Scarafaggio nel cappuccino, mille euro per danni morali

blattaLa disavventura di una commercialista romana nel 2006. La donna si rivolse al Codacons e fece causa al bar

ROMA – Si era ritrovata con uno scarafaggio morto in bocca dopo aver sorseggiato un cappuccino. Per i danni morali causati dalla brutta avventura una commercialista romana sarà risarcita con mille euro. La sentenza è arrivata a cinque anni dall’accaduto – era il 2006 quando la donna prese il cappuccino al Gran Caffè Mazzini in zona Prati – ma “si tratta del primo provvedimento in Italia che riconosce il danno da ‘insetto nel piatto'”, ha sottolineato l’avvocato Cristina Adducci del Codacons.

La sera del 16 dicembre di cinque anni fa la commercialista, di nome Angela, stava bevendo un cappuccino insieme a un collega al bancone del Gran Caffè Mazzini di piazza Mazzini. Poco dopo aver appoggiato le labbra alla tazzina, si accorse di un corpo estraneo sulla lingua, che poi si è rivelato essere una blatta. La donna decise quindi di rivolgersi al Codacons per un’azione legale contro il bar e segnalò l’episodio ai Nas, che due settimane dopo contestarono ai proprietari del locale una lunga serie di infrazioni delle norme igienico-sanitarie.
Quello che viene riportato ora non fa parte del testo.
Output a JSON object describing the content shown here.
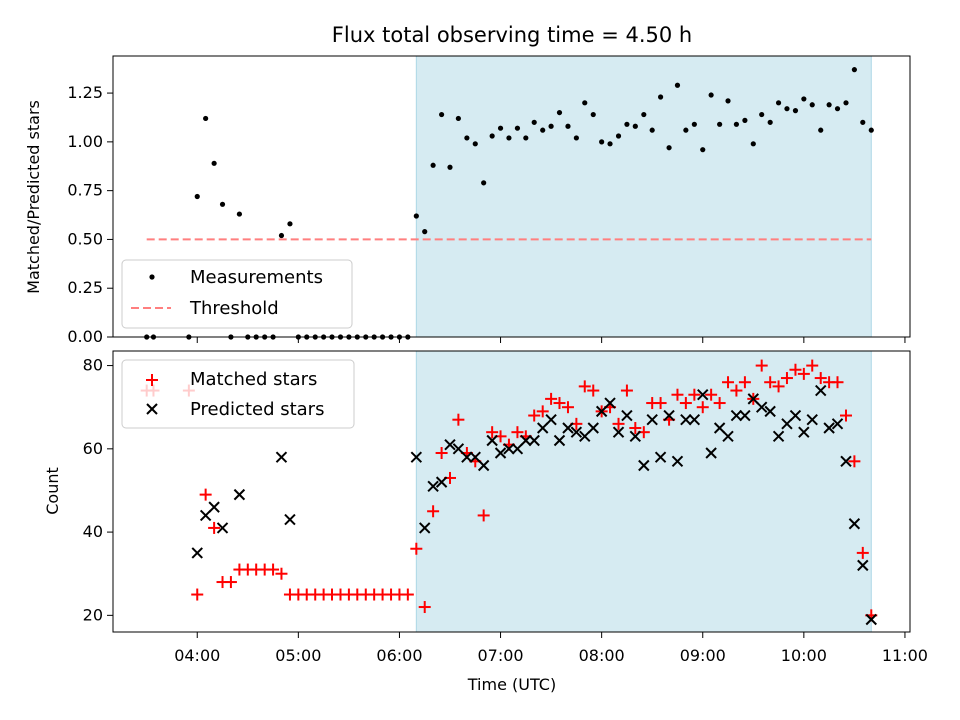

Nella cucina, infatti, i militari trovarono “una confezione di carne invasa da blatte, pertanto si è proceduto al sequestro per le analisi”, “presenza massiva di sporco non rimosso lungo la pavimentazione in special modo e al di sotto delle suppellettili”, oltre a elettrodomestici arrugginiti e blatte morte in un frigorifero.

A pesare sulla decisione del giudice Clara Cormio, della XII sezione civile, “pessime condizioni igienico-sanitarie dell’esercizio commerciale”. Il danno “non patrimoniale” è stato riconosciuto “quantificabile in euro mille”.

” Ora i consumatori che troveranno mosche, insetti o altri corpi estranei in pasti e bevande serviti nei pubblici esercizi – ha concluso l’avvocato Adducci – potranno utilizzare tale provvedimento del Tribunale per citare in giudizio gli esercenti che non rispettano le norme igienico-sanitarie”.